37 En particulier, selon la juridiction de renvoi, la question qui se pose désormais est de savoir si, pour les faits postérieurs au 25 mai 2018, l’APD peut agir contre Facebook Belgium, dès lors que Facebook Ireland a été identifiée comme étant la responsable du traitement des données concernées. Depuis cette date et en vertu du principe de « guichet unique », il semblerait que, aux termes de l’article 56 du règlement 2016/679, seul le Commissaire à la protection des données serait compétent, sous le contrôle des seules juridictions irlandaises.

38 La juridiction de renvoi rappelle que, dans l’arrêt du 5 juin 2018, Wirtschaftsakademie Schleswig-Holstein (C‑210/16, EU:C:2018:388), la Cour a jugé que l’« autorité de contrôle allemande » était compétente pour se prononcer sur un litige en matière de protection des données à caractère personnel, alors que le responsable du traitement des données concernées avait son siège en Irlande et que la filiale de celui-ci ayant son siège en Allemagne, à savoir Facebook Germany GmbH, s’occupait seulement de la vente d’espaces publicitaires et d’autres activités de marketing sur le territoire allemand.

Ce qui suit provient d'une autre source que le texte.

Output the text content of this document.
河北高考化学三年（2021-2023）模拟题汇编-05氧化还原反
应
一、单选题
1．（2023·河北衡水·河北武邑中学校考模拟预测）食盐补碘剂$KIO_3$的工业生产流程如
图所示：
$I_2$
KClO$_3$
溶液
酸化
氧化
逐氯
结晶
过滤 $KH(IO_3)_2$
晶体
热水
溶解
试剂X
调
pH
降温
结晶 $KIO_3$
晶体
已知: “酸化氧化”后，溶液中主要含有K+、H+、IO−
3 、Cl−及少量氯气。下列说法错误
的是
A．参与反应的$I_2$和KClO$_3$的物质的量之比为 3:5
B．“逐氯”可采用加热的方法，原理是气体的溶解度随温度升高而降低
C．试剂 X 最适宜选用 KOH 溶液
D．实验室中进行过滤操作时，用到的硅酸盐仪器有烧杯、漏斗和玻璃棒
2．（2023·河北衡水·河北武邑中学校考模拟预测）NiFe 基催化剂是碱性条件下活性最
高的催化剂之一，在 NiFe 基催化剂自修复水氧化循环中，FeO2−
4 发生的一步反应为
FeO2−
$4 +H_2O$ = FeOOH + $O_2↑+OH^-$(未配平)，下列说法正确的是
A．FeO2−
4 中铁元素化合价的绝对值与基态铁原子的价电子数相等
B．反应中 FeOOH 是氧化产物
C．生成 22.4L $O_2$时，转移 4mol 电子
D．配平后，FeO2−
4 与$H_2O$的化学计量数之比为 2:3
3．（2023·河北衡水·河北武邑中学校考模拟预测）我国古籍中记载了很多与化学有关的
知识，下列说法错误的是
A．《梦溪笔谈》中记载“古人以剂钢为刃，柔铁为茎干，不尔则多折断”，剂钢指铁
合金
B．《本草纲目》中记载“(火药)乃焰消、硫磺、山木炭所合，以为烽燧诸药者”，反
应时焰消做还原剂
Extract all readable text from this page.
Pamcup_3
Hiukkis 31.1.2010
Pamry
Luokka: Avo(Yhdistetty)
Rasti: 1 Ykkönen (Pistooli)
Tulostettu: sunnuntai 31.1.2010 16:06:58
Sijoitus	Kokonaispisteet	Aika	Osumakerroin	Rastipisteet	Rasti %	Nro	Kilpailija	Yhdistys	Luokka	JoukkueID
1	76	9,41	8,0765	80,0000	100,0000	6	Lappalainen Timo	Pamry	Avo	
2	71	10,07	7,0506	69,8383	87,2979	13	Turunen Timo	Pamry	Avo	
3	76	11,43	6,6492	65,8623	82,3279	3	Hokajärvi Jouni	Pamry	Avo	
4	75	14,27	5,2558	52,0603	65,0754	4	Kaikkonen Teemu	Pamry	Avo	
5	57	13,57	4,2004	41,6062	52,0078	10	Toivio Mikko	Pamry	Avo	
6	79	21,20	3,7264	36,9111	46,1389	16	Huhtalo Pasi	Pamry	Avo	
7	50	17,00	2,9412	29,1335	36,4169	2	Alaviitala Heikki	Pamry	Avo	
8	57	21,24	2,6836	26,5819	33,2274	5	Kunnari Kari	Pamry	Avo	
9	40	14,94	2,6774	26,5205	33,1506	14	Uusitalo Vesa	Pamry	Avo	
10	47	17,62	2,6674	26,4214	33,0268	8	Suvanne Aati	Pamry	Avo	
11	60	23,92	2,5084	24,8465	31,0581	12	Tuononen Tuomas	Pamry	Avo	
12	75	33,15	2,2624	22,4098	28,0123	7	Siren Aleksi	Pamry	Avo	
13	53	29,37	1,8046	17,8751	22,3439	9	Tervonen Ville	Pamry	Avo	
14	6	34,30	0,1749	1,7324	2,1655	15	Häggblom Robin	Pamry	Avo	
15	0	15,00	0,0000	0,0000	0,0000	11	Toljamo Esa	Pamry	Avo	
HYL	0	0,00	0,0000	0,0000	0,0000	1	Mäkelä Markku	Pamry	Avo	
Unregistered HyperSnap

39 Toutefois, dans l’affaire ayant donné lieu à cet arrêt, la Cour était saisie d’une demande de décision préjudicielle portant sur l’interprétation des dispositions de la directive 95/46, laquelle a été abrogée par le règlement 2016/679. La juridiction de renvoi se demande dans quelle mesure l’interprétation que la Cour a donnée dans ledit arrêt est encore pertinente en ce qui concerne l’application du règlement 2016/679.

40 La juridiction de renvoi mentionne également une décision du Bundeskartellamt (autorité fédérale de la concurrence, Allemagne), du 6 février 2019 (décision dite « Facebook »), dans laquelle cette autorité de la concurrence a, en substance, considéré que l’entreprise concernée abusait de sa position en concentrant des données provenant de différentes sources, ce qui, dorénavant, ne devrait plus pouvoir se faire qu’avec le consentement exprès des utilisateurs, étant entendu que l’utilisateur qui n’y consent pas ne peut être exclu des services Facebook. La juridiction de renvoi relève que, manifestement, ladite autorité de la concurrence s’est considérée comme étant compétente, malgré le mécanisme de « guichet unique ».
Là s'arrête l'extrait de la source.